This hospital building is inspired by some old San Francisco General Hospital buildings from 1915. I built it a few years ago but like many of my models I haven’t gotten around to posting about it on my blog until much later. This was part of my Micropolis display featured in the Bricks by the Bay 2020 Virtual convention.
The LEGO model occupies a full Micropolis city block, with roads on all four sides. I built it in 2013, I think — the earliest photos I can find of it were from BrickCon that year in Seattle.
This model is based on buildings 10/20 and 30/40, built in 1915. These buildings survive today as a part of the Zuckerberg San Francisco Hospital and Trauma Center. Each pair of buildings is really one building, with connecting corridors between the two buildings in each pair on every floor, making it basically one big U-shaped building. Click any of the photos of the model to see the Flickr album.
Here is a historic photo of buildings 30/40 from about 1937:
The base includes a small parking lot with an ambulance in front of the entrance.
In this pair of photos you can see how it is designed to easily separate from the base plate.

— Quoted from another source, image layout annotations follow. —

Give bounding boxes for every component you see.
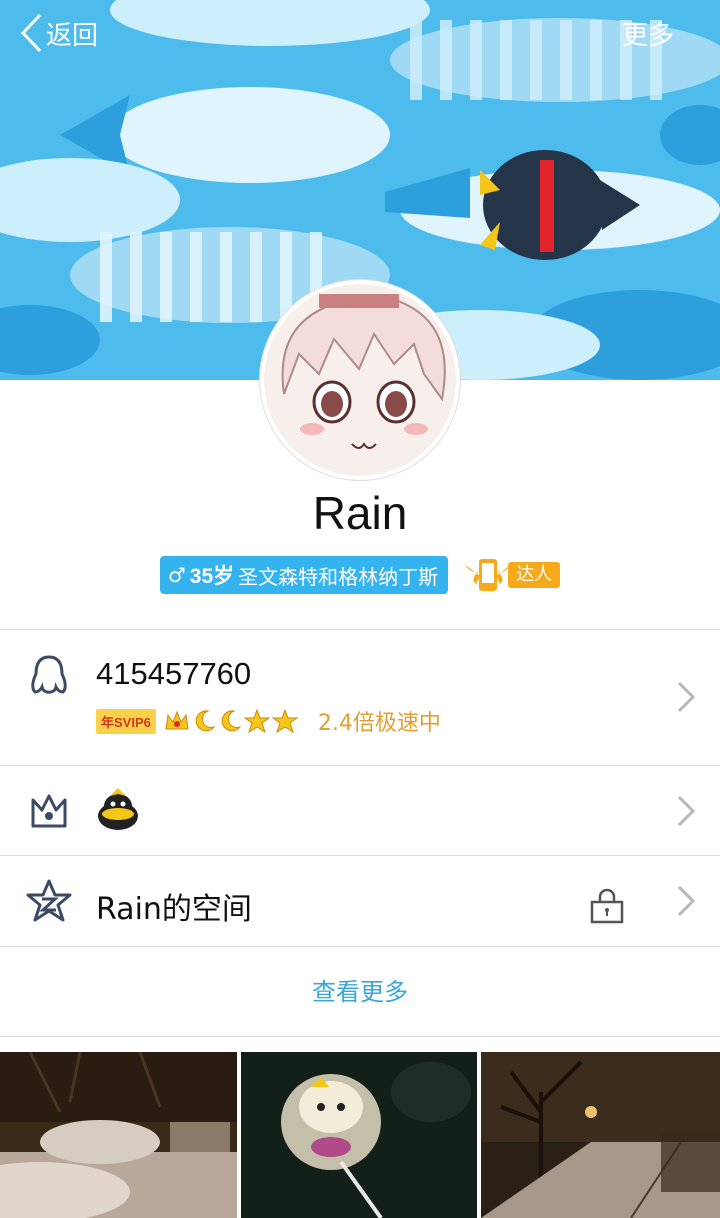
penguin-outline-icon bbox=[24, 652, 74, 702]
profile-info-tag: ♂ 35岁 圣文森特和格林纳丁斯 bbox=[159, 556, 449, 594]
qq-number: 415457760 bbox=[96, 656, 252, 691]
vip-privilege-row[interactable] bbox=[0, 766, 720, 855]
back-label: 返回 bbox=[46, 20, 99, 51]
back-button[interactable]: 返回 bbox=[20, 10, 98, 56]
location-text: 圣文森特和格林纳丁斯 bbox=[238, 564, 439, 589]
star-level-icon bbox=[243, 709, 270, 733]
lock-icon bbox=[590, 888, 624, 924]
chevron-right-icon bbox=[677, 885, 696, 917]
avatar-image bbox=[264, 284, 456, 476]
qzone-label: Rain的空间 bbox=[96, 892, 252, 927]
penguin-pet-icon bbox=[98, 788, 138, 830]
crown-level-icon bbox=[165, 710, 189, 730]
gender-male-icon: ♂ bbox=[167, 563, 186, 587]
profile-badges: ♂ 35岁 圣文森特和格林纳丁斯 达人 bbox=[0, 554, 720, 596]
vip-info: 年SVIP6 2.4倍极速中 bbox=[96, 706, 441, 736]
daren-label: 达人 bbox=[508, 562, 561, 588]
star-z-icon bbox=[24, 876, 74, 926]
top-nav-bar: 返回 更多 bbox=[0, 0, 720, 70]
qq-account-row[interactable]: 415457760 年SVIP6 2.4倍极速中 bbox=[0, 630, 720, 765]
more-button[interactable]: 更多 bbox=[622, 10, 674, 56]
level-icons bbox=[164, 709, 298, 733]
photo-thumbnail[interactable] bbox=[241, 1052, 477, 1218]
age-text: 35岁 bbox=[189, 565, 235, 588]
svip-badge: 年SVIP6 bbox=[96, 708, 156, 734]
divider bbox=[0, 946, 720, 947]
crown-icon bbox=[24, 786, 74, 836]
photo-thumbnail[interactable] bbox=[0, 1052, 237, 1218]
chevron-right-icon bbox=[677, 681, 696, 713]
speed-text: 2.4倍极速中 bbox=[317, 711, 441, 736]
back-chevron-icon bbox=[20, 13, 42, 53]
qzone-row[interactable]: Rain的空间 bbox=[0, 856, 720, 946]
moon-level-icon bbox=[221, 710, 242, 732]
photo-strip bbox=[0, 1052, 720, 1218]
star-level-icon bbox=[271, 709, 298, 733]
winged-phone-icon bbox=[464, 559, 513, 591]
photo-thumbnail[interactable] bbox=[481, 1052, 720, 1218]
avatar[interactable] bbox=[260, 280, 460, 480]
chevron-right-icon bbox=[677, 795, 696, 827]
nickname: Rain bbox=[312, 487, 408, 539]
moon-level-icon bbox=[195, 710, 216, 732]
divider bbox=[0, 1036, 720, 1037]
see-more-link[interactable]: 查看更多 bbox=[0, 972, 720, 1007]
daren-badge[interactable]: 达人 bbox=[462, 556, 561, 594]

This makes it easier to pack and transport, since the building itself only uses about half of the city block.
This close-up shows you how the “bay window” sections are built. I used this as an example in my Brick Geometry presentations at various conventions over the years. The sloped parts making the diagonal sections are attached to the studs of 1×1 bricks with studs on the side, even though those bricks are mounted in alternating studs-out and studs-in directions, so that the undersides of the studs-in bricks make up street-facing windows while the studs on the studs-out ones hold smooth tiles representing the walls below those windows.